The ACCC said WCB’s contracts with farmers contained terms that allowed it to unilaterally vary the milk price and other milk supply terms, with the farmer unable to terminate the milk supply agreement early without incurring a financial penalty.
WCB, which is owned by Canadian company Saputo Inc., has contracts that also placed restrictions on farmers selling their farm and required farmers to indemnify WCB for loss that could be avoided or mitigated by WCB, the ACCC said.
WCB acted promptly and agreed to take steps to address the ACCC concerns. WCB agreed it would not impose a penalty on any farmer who terminates their milk supply agreement before the expiration date, it would not unreasonably withhold consent from a farmer wishing to sell their farm, and it would narrow the scope of the indemnity required from farmers.
Finding a solution
WCB has written to farmers who operate under these milk supply agreements to advise them of the changes to the agreement. WCB will also make the relevant changes to its milk supply handbook for the 2018/2019 season.

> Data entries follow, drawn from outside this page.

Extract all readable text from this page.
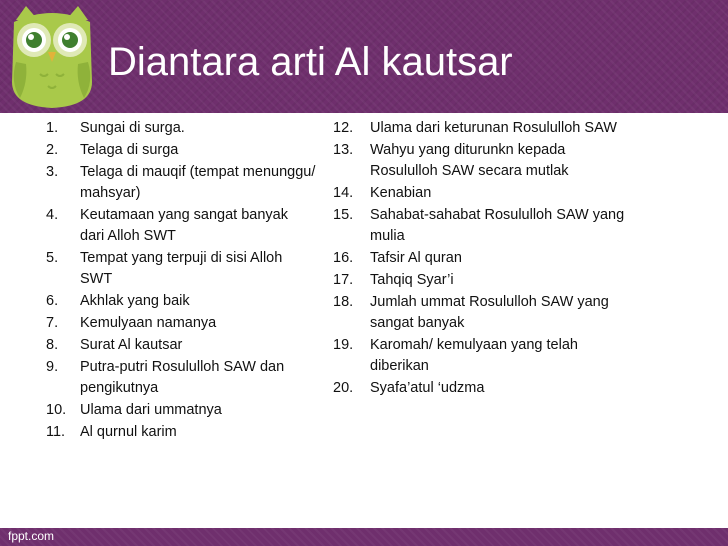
Diantara arti Al kautsar
1.	Sungai di surga.
2.	Telaga di surga
3.	Telaga di mauqif (tempat menunggu/ mahsyar)
4.	Keutamaan yang sangat banyak dari Alloh SWT
5.	Tempat yang terpuji di sisi Alloh SWT
6.	Akhlak yang baik
7.	Kemulyaan namanya
8.	Surat Al kautsar
9.	Putra-putri Rosululloh SAW dan pengikutnya
10. Ulama dari ummatnya
11.	Al qurnul karim
12.	Ulama dari keturunan Rosululloh SAW
13.	Wahyu yang diturunkn kepada Rosululloh SAW secara mutlak
14.	Kenabian
15.	Sahabat-sahabat Rosululloh SAW yang mulia
16.	Tafsir Al quran
17.	Tahqiq Syar’i
18.	Jumlah ummat Rosululloh SAW yang sangat banyak
19.	Karomah/ kemulyaan yang telah diberikan
20.	Syafa’atul ‘udzma
fppt.com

“Unfair contract terms in milk supply agreements have the potential to harm dairy farmers and their businesses,” ACCC deputy chair Mick Keogh said.

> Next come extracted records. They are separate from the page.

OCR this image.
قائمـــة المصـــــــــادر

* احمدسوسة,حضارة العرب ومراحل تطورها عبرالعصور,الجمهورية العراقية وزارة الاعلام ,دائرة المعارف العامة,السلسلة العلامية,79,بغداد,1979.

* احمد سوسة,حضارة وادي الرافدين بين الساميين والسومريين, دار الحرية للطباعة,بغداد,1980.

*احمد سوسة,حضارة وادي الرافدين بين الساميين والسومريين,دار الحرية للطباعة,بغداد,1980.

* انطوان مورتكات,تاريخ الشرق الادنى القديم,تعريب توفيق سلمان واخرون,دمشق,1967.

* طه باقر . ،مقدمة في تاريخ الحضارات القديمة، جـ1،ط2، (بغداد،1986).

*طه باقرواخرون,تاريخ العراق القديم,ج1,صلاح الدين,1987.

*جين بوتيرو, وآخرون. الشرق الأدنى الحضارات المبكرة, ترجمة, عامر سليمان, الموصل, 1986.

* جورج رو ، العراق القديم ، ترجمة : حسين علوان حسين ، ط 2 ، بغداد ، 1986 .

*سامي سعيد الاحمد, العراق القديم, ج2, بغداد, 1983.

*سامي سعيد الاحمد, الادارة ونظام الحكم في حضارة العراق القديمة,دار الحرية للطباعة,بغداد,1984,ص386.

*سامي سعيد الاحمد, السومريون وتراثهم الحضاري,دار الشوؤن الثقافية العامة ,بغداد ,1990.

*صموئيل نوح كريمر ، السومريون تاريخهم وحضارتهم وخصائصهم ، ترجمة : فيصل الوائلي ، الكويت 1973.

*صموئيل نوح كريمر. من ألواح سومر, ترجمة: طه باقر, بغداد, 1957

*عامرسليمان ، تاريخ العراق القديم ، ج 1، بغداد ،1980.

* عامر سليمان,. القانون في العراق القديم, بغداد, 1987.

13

“WCB has worked with the ACCC to find a solution that balances the farmers’ rights under the milk supply agreements and addresses the ACCC’s concerns about potentially unfair contract terms.”
The ACCC recently conducted an inquiry into the competitiveness, trading practices, and transparency of the Australian dairy industry. The ACCC submitted its final report to the Treasurer in April 2018, which included a key recommendation that a mandatory code of conduct be implemented to improve contracting practices between dairy processors and farmers.